ЛоГГ. Спасти императора. 3-я часть триптиха
– Чистая работа! – с восхищением проговорил первым пришедший в себя Бергер. – Эй ты, надутый индюк, дай-ка сюда ключики от чулана, а то заважничал ты, смотрю, уже, а деньги отчего-то не у тебя, хе-хе…
Судя по всему, ответа не последовало – а ключи просто полетели в сторону требовавшего, жалобно звякнув у того в ладони. На полсекунды – но вполне заметно для всех – мигнуло освещение. «Чёрт, гроза же, откуда она, закат ясным был», – негромко проговорил кто-то, причём не очень ясно, из какой группы людей. Райнхард услышал это – ему показалось, что на него дохнуло свежим, нежным ветерком. Возможно, в последний раз уже в этой жизни. Внутри что-то твёрдое мгновенно растаяло и исчезло. Хотя было по-прежнему муторно и тяжело, появилось желание подняться. Как ни странно, он смог почти сесть на полу, упираясь скованными руками, и поднять голову вверх. По лбу и вискам как будто ласково прошлась чья-то грубоватая ладонь, и Райнхард открыл глаза, уставившись вверх. Он не увидел ничего, кроме яркого луча белого света, но этот свет не резал глаза. И сам не понял, что и как сказал прежде, чем утонул в белом потоке, потеряв сознание.
– Кайзер Рудольф, папа, забери меня отсюда! – услышали присутствующие полувздох-полустон, перемешанный со слезами. – Я не против умереть за империю, но так не хочу, – и обмякшее тело очень медленно, как всем показалось, и уже совершенно беспомощно рухнуло на пол спиной. Голова пару раз вздрогнула от инерции падения, и взорам присутствующих стало хорошо видно, что вокруг глаз пленника разрослась нехорошая чернота, особенно хорошо было видно, как на взмокшем лбу прилипли рассыпавшиеся пряди от чёлки, и что порядком покусанные губы уже белее мела.
– Чёрт бы побрал все долбаные заморочки аристократов! – взревел диким зверем Бергер и кинулся к безжизненному телу. – Если он сейчас умрёт на месте, всех сам положу, лично! – презлобно добавил он, на ходу шаря в карманах своей куртки.
Но даже ему пришлось возиться не одну минуту, пытаясь применить все экстренные иголки на такой случай, а результат его усилий не спешил проявляться. Более того, раздался столь сильный и страшный удар грома, что мощнейшая вибрация не только проникла на этаж, но заставила затрястись всё, что можно. Это сильно напугало группу аристократов. Какой-то пожилой экземпляр, дабы отвлечься от тремора конечностей, рассудительно заметил:
– А что, если он и впрямь считает основателя рейха своим отцом, с родным-то ему не очень повезло…
– Очень на то похоже, – растерянно пробормотал кто-то ещё, вовсе не заметный. – Да и не больно-то и странно.
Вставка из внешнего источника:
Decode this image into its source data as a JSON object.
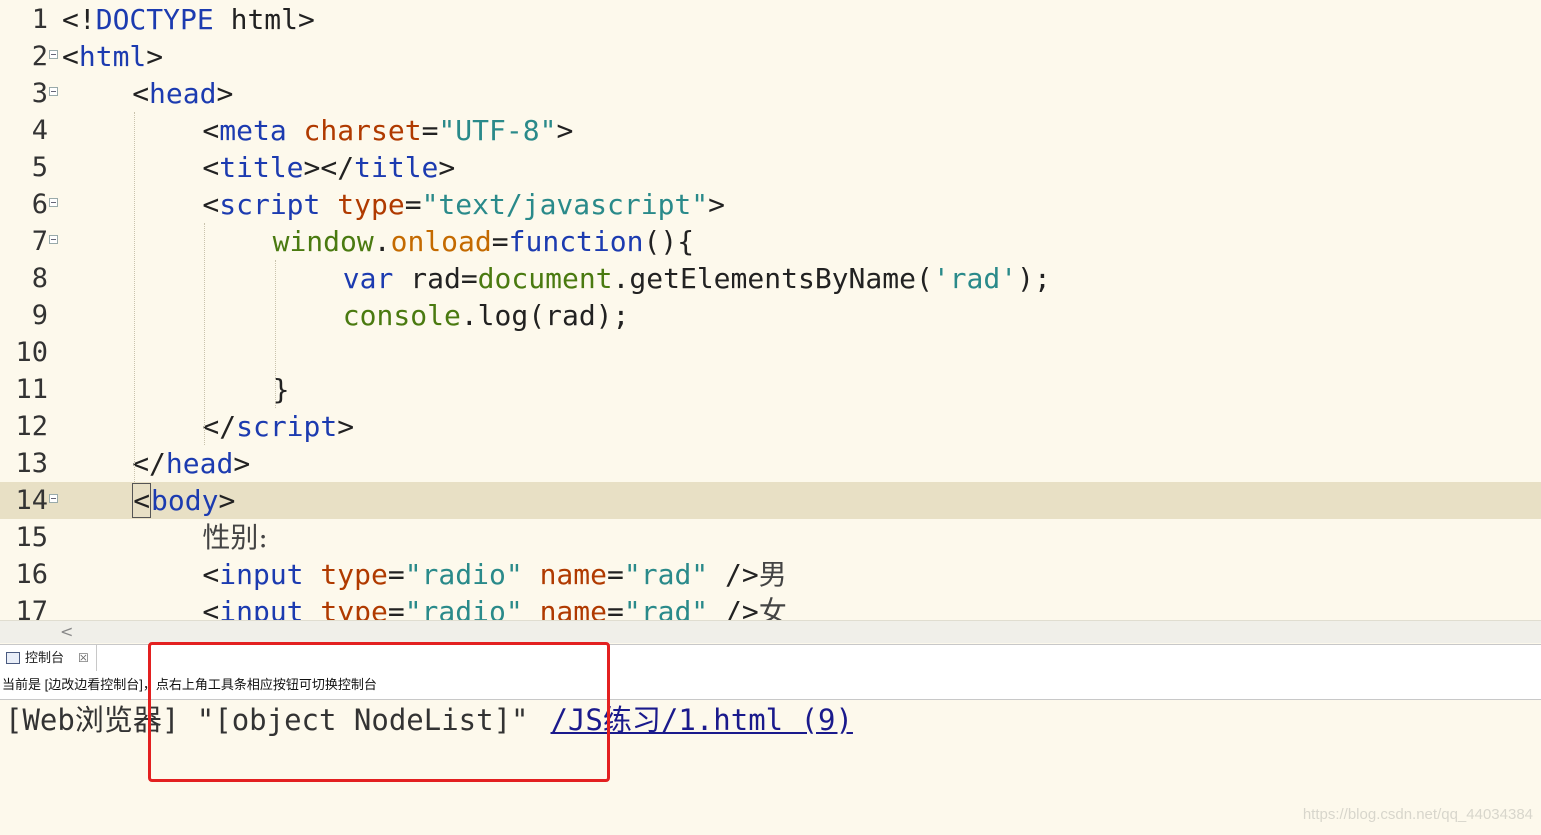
{
  "editor": {
    "lines": [
      {
        "n": "1",
        "indent": 0,
        "fold": false,
        "tokens": [
          {
            "t": "<!",
            "c": "t-br"
          },
          {
            "t": "DOCTYPE",
            "c": "t-dt"
          },
          {
            "t": " html>",
            "c": "t-br"
          }
        ]
      },
      {
        "n": "2",
        "indent": 0,
        "fold": true,
        "tokens": [
          {
            "t": "<",
            "c": "t-br"
          },
          {
            "t": "html",
            "c": "t-tag"
          },
          {
            "t": ">",
            "c": "t-br"
          }
        ]
      },
      {
        "n": "3",
        "indent": 1,
        "fold": true,
        "tokens": [
          {
            "t": "<",
            "c": "t-br"
          },
          {
            "t": "head",
            "c": "t-tag"
          },
          {
            "t": ">",
            "c": "t-br"
          }
        ]
      },
      {
        "n": "4",
        "indent": 2,
        "fold": false,
        "tokens": [
          {
            "t": "<",
            "c": "t-br"
          },
          {
            "t": "meta",
            "c": "t-tag"
          },
          {
            "t": " ",
            "c": ""
          },
          {
            "t": "charset",
            "c": "t-attr"
          },
          {
            "t": "=",
            "c": "t-br"
          },
          {
            "t": "\"UTF-8\"",
            "c": "t-str"
          },
          {
            "t": ">",
            "c": "t-br"
          }
        ]
      },
      {
        "n": "5",
        "indent": 2,
        "fold": false,
        "tokens": [
          {
            "t": "<",
            "c": "t-br"
          },
          {
            "t": "title",
            "c": "t-tag"
          },
          {
            "t": "></",
            "c": "t-br"
          },
          {
            "t": "title",
            "c": "t-tag"
          },
          {
            "t": ">",
            "c": "t-br"
          }
        ]
      },
      {
        "n": "6",
        "indent": 2,
        "fold": true,
        "tokens": [
          {
            "t": "<",
            "c": "t-br"
          },
          {
            "t": "script",
            "c": "t-tag"
          },
          {
            "t": " ",
            "c": ""
          },
          {
            "t": "type",
            "c": "t-attr"
          },
          {
            "t": "=",
            "c": "t-br"
          },
          {
            "t": "\"text/javascript\"",
            "c": "t-str"
          },
          {
            "t": ">",
            "c": "t-br"
          }
        ]
      },
      {
        "n": "7",
        "indent": 3,
        "fold": true,
        "tokens": [
          {
            "t": "window",
            "c": "t-js-obj"
          },
          {
            "t": ".",
            "c": "t-br"
          },
          {
            "t": "onload",
            "c": "t-js-prop"
          },
          {
            "t": "=",
            "c": "t-br"
          },
          {
            "t": "function",
            "c": "t-kw"
          },
          {
            "t": "(){",
            "c": "t-br"
          }
        ]
      },
      {
        "n": "8",
        "indent": 4,
        "fold": false,
        "tokens": [
          {
            "t": "var",
            "c": "t-kw"
          },
          {
            "t": " rad",
            "c": "t-br"
          },
          {
            "t": "=",
            "c": "t-br"
          },
          {
            "t": "document",
            "c": "t-cn"
          },
          {
            "t": ".getElementsByName(",
            "c": "t-br"
          },
          {
            "t": "'rad'",
            "c": "t-str"
          },
          {
            "t": ");",
            "c": "t-br"
          }
        ]
      },
      {
        "n": "9",
        "indent": 4,
        "fold": false,
        "tokens": [
          {
            "t": "console",
            "c": "t-cn"
          },
          {
            "t": ".log(rad);",
            "c": "t-br"
          }
        ]
      },
      {
        "n": "10",
        "indent": 0,
        "fold": false,
        "tokens": []
      },
      {
        "n": "11",
        "indent": 3,
        "fold": false,
        "tokens": [
          {
            "t": "}",
            "c": "t-br"
          }
        ]
      },
      {
        "n": "12",
        "indent": 2,
        "fold": false,
        "tokens": [
          {
            "t": "</",
            "c": "t-br"
          },
          {
            "t": "script",
            "c": "t-tag"
          },
          {
            "t": ">",
            "c": "t-br"
          }
        ]
      },
      {
        "n": "13",
        "indent": 1,
        "fold": false,
        "tokens": [
          {
            "t": "</",
            "c": "t-br"
          },
          {
            "t": "head",
            "c": "t-tag"
          },
          {
            "t": ">",
            "c": "t-br"
          }
        ]
      },
      {
        "n": "14",
        "indent": 1,
        "fold": true,
        "current": true,
        "tokens": [
          {
            "t": "<",
            "c": "t-br caret-box"
          },
          {
            "t": "body",
            "c": "t-tag"
          },
          {
            "t": ">",
            "c": "t-br"
          }
        ]
      },
      {
        "n": "15",
        "indent": 2,
        "fold": false,
        "tokens": [
          {
            "t": "性别:",
            "c": "t-cjk"
          }
        ]
      },
      {
        "n": "16",
        "indent": 2,
        "fold": false,
        "tokens": [
          {
            "t": "<",
            "c": "t-br"
          },
          {
            "t": "input",
            "c": "t-tag"
          },
          {
            "t": " ",
            "c": ""
          },
          {
            "t": "type",
            "c": "t-attr"
          },
          {
            "t": "=",
            "c": "t-br"
          },
          {
            "t": "\"radio\"",
            "c": "t-str"
          },
          {
            "t": " ",
            "c": ""
          },
          {
            "t": "name",
            "c": "t-attr"
          },
          {
            "t": "=",
            "c": "t-br"
          },
          {
            "t": "\"rad\"",
            "c": "t-str"
          },
          {
            "t": " />",
            "c": "t-br"
          },
          {
            "t": "男",
            "c": "t-cjk"
          }
        ]
      },
      {
        "n": "17",
        "indent": 2,
        "fold": false,
        "tokens": [
          {
            "t": "<",
            "c": "t-br"
          },
          {
            "t": "input",
            "c": "t-tag"
          },
          {
            "t": " ",
            "c": ""
          },
          {
            "t": "type",
            "c": "t-attr"
          },
          {
            "t": "=",
            "c": "t-br"
          },
          {
            "t": "\"radio\"",
            "c": "t-str"
          },
          {
            "t": " ",
            "c": ""
          },
          {
            "t": "name",
            "c": "t-attr"
          },
          {
            "t": "=",
            "c": "t-br"
          },
          {
            "t": "\"rad\"",
            "c": "t-str"
          },
          {
            "t": " />",
            "c": "t-br"
          },
          {
            "t": "女",
            "c": "t-cjk"
          }
        ]
      }
    ]
  },
  "scrollbar": {
    "left_arrow": "<"
  },
  "console": {
    "tab_label": "控制台",
    "tab_close": "☒",
    "info": "当前是 [边改边看控制台]，点右上角工具条相应按钮可切换控制台",
    "output": {
      "prefix": "[Web",
      "prefix_cjk": "浏览器",
      "message": "] \"[object NodeList]\"",
      "source_link": "/JS练习/1.html (9)"
    }
  },
  "watermark": "https://blog.csdn.net/qq_44034384",
  "colors": {
    "highlight_box": "#e32020",
    "editor_bg": "#fdf9ec",
    "current_line": "#e8e0c5"
  }
}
– Ладно, не рассусоливайте на пустом месте, – сурово оборвал их лидер. – Получим когда в своё распоряжение к утру, тогда и найдём способ разобраться в этом вопросе.
– А если он и правда умрёт? – растерянно поинтересовался всё же кто-то ещё. – Он скверно выглядит, совсем как мой брат, перед тем как…
– Заплатим за мёртвого, да и всё, – был невозмутимый ответ. – С телом можно тоже неплохо пофантазировать…
Тем временем к Бергеру подобрался ещё один его коллега, протягивая ещё одну упаковку из боекомплекта:
– Хельмут, попробуй сразу все кардиостимуляторы загнать – у него, кажется, мотор после электрохлыста сильно сдал, вот и вся проблема.
– Знаете что, ребята, – проворчал тот, резво занимаясь делом, – похоже, что эти благородные ублюдки хотят нас обдурить – сами, стало быть, довели нам его до края, а виноваты будем мы, потому что он пока наш. Отойдите, пока он не очухался, а потом есть идея их за это наказать.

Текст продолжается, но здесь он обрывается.